Spatial and temporal regulation of RACK1 function and NMDA receptor activity through WD40 motif-mediated dimerization

Claire Thornton, Ka-Choi Tang, Khanhky Phamluong, Ken Luong, Alicia Vagts, Donna Nikanjam, Rami Yaka, and Dorit Ron

Department of Neurology, University of California San Francisco,, Emeryville, CA 94608

Corresponding Author: dorit{at}itsa.ucsf.edu

Efficient signaling requires accurate spatial and temporal compartmentalization of proteins. RACK1 is a scaffolding protein that fulfils this role through interaction of binding partners with one of its seven WD40 domains. Recently, we identified the kinase Fyn and the NR2B subunit of the N-Methyl D-Aspartate receptor (NMDAR) as binding partners of RACK1. Scaffolding of Fyn in close proximity to its substrate, NR2B, by RACK1, inhibits Fyn phosphorylation of NR2B and thereby negatively regulates channel function.
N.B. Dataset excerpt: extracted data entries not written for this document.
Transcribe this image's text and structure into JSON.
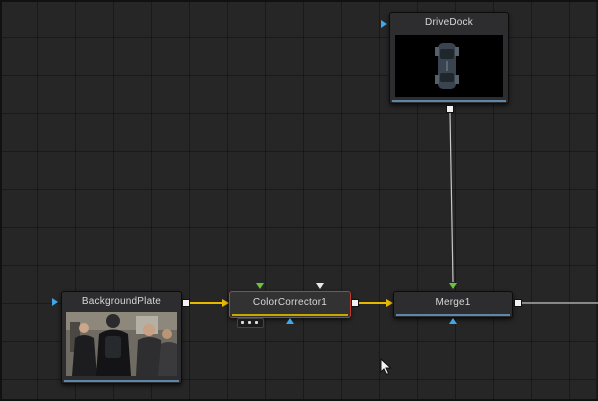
{
  "nodes": {
    "drivedock": {
      "title": "DriveDock",
      "icon": "car-thumbnail-icon"
    },
    "background_plate": {
      "title": "BackgroundPlate",
      "icon": "people-thumbnail-icon"
    },
    "color_corrector": {
      "title": "ColorCorrector1"
    },
    "merge": {
      "title": "Merge1"
    }
  },
  "colors": {
    "background": "#262626",
    "grid": "#1c1c1c",
    "node": "#2d2d2f",
    "selected_outline": "#c0392b",
    "wire_image": "#e8b800",
    "wire_plain": "#c8c8c8",
    "input_main": "#3fa7e8",
    "input_background": "#6bc23c",
    "output_port": "#f2f2f2",
    "node_underline": "#5e86a6"
  }
}
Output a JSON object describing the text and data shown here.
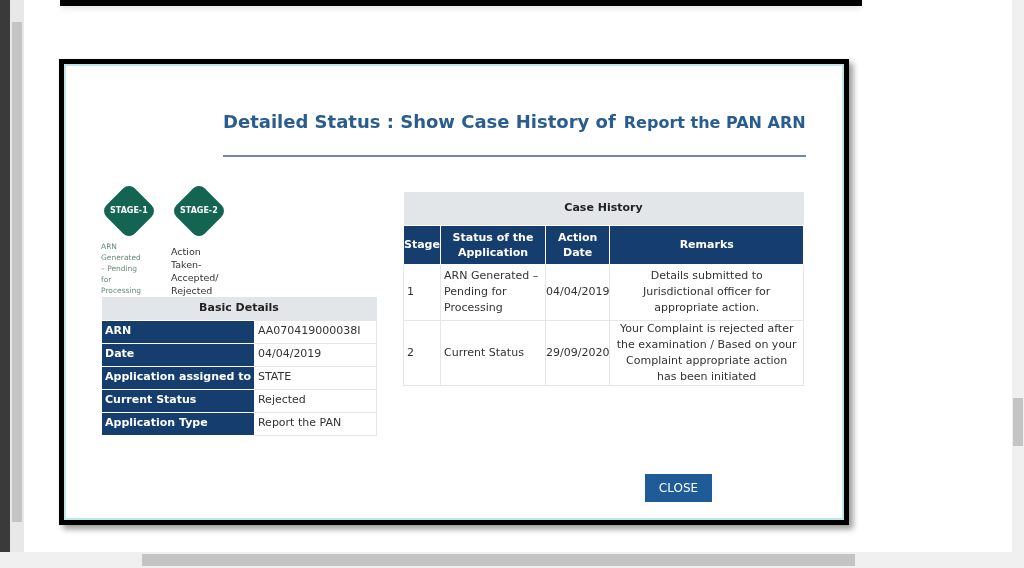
{
  "title": {
    "text": "Detailed Status : Show Case History of",
    "subject": "Report the PAN ARN"
  },
  "stages": [
    {
      "label": "STAGE-1",
      "caption": "ARN Generated – Pending for Processing",
      "current": false
    },
    {
      "label": "STAGE-2",
      "caption": "Action Taken- Accepted/ Rejected",
      "current": true
    }
  ],
  "basic_details": {
    "heading": "Basic Details",
    "rows": [
      {
        "label": "ARN",
        "value": "AA070419000038I"
      },
      {
        "label": "Date",
        "value": "04/04/2019"
      },
      {
        "label": "Application assigned to",
        "value": "STATE"
      },
      {
        "label": "Current Status",
        "value": "Rejected"
      },
      {
        "label": "Application Type",
        "value": "Report the PAN"
      }
    ]
  },
  "case_history": {
    "heading": "Case History",
    "columns": [
      "Stage",
      "Status of the Application",
      "Action Date",
      "Remarks"
    ],
    "rows": [
      [
        "1",
        "ARN Generated – Pending for Processing",
        "04/04/2019",
        "Details submitted to Jurisdictional officer for appropriate action."
      ],
      [
        "2",
        "Current Status",
        "29/09/2020",
        "Your Complaint is rejected after the examination / Based on your Complaint appropriate action has been initiated"
      ]
    ]
  },
  "close_button": "CLOSE"
}
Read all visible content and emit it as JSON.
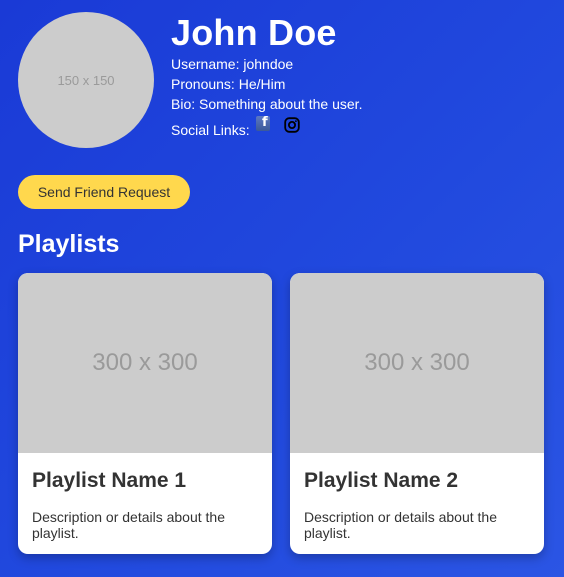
{
  "profile": {
    "avatar_placeholder": "150 x 150",
    "name": "John Doe",
    "username": "Username: johndoe",
    "pronouns": "Pronouns: He/Him",
    "bio": "Bio: Something about the user.",
    "social_label": "Social Links:",
    "social_icons": [
      "facebook-icon",
      "instagram-icon"
    ]
  },
  "actions": {
    "friend_request_label": "Send Friend Request"
  },
  "playlists": {
    "title": "Playlists",
    "items": [
      {
        "cover_placeholder": "300 x 300",
        "name": "Playlist Name 1",
        "description": "Description or details about the playlist."
      },
      {
        "cover_placeholder": "300 x 300",
        "name": "Playlist Name 2",
        "description": "Description or details about the playlist."
      }
    ]
  },
  "colors": {
    "background": "#1f44db",
    "button": "#ffd84d",
    "placeholder": "#cccccc",
    "facebook": "#3b5998"
  }
}
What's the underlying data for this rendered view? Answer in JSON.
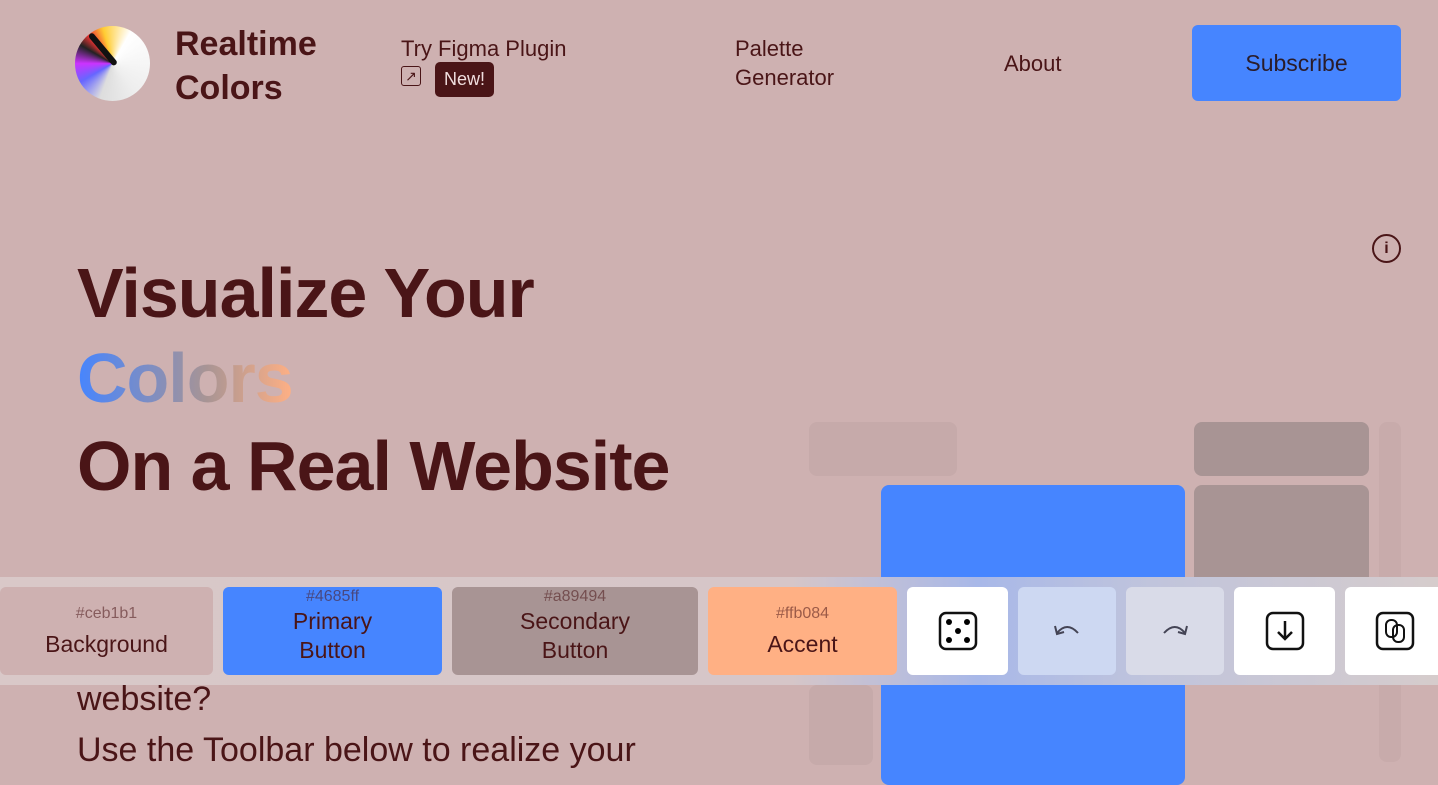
{
  "header": {
    "brand": "Realtime Colors",
    "brand_line1": "Realtime",
    "brand_line2": "Colors",
    "nav": [
      {
        "label": "Try Figma Plugin",
        "badge": "New!",
        "icon": "external-link-icon"
      },
      {
        "label_line1": "Palette",
        "label_line2": "Generator"
      },
      {
        "label": "About"
      }
    ],
    "subscribe": "Subscribe"
  },
  "hero": {
    "line1": "Visualize Your",
    "line2": "Colors",
    "line3": "On a Real Website",
    "body1": "website?",
    "body2": "Use the Toolbar below to realize your"
  },
  "info_icon": "i",
  "toolbar": {
    "colors": [
      {
        "hex": "#ceb1b1",
        "label": "Background"
      },
      {
        "hex": "#4685ff",
        "label": "Primary Button",
        "l1": "Primary",
        "l2": "Button"
      },
      {
        "hex": "#a89494",
        "label": "Secondary Button",
        "l1": "Secondary",
        "l2": "Button"
      },
      {
        "hex": "#ffb084",
        "label": "Accent"
      }
    ],
    "actions": [
      "dice-icon",
      "undo-icon",
      "redo-icon",
      "download-icon",
      "copy-icon"
    ]
  },
  "colors": {
    "text": "#4a1517",
    "background": "#ceb1b1",
    "primary": "#4685ff",
    "secondary": "#a89494",
    "accent": "#ffb084"
  }
}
We found that Fyn and NR2B share the same binding site on RACK1, however their binding to RACK1 is not mutually exclusive (1). We therefore tested the hypothesis that RACK1 forms a homodimer that allows the simultaneous binding of Fyn and NR2B. We found that RACK1 binds to itself both in vitro and in the brain. Deletion analyses identified a RACK1-RACK1 dimer-binding site within the 4th WD40 repeat, and application of the 4th WD40 repeat or a peptide derivative to hippocampal slices inhibited NMDAR activity. We further found that in hippocampal slices, both RACK1 and NR2B associated with another WD40 protein, the beta subunit of G protein (Gb), previously shown to heterodimerize with RACK1 in vitro (2). However, activation of the pituitary adenylate cyclase polypeptide (1-38) (PACAP(1-38)) G protein-coupled receptor (GPCR), previously found to induce the dissociation of RACK1 from the NMDAR complex (3), attenuated the association of Gb with RACK1 and NR2B. Based on these results, we propose that WD40-mediated homo and heterodimerization of RACK1 mediate the formation of a transient signaling complex that includes the NMDAR, a G protein and Fyn.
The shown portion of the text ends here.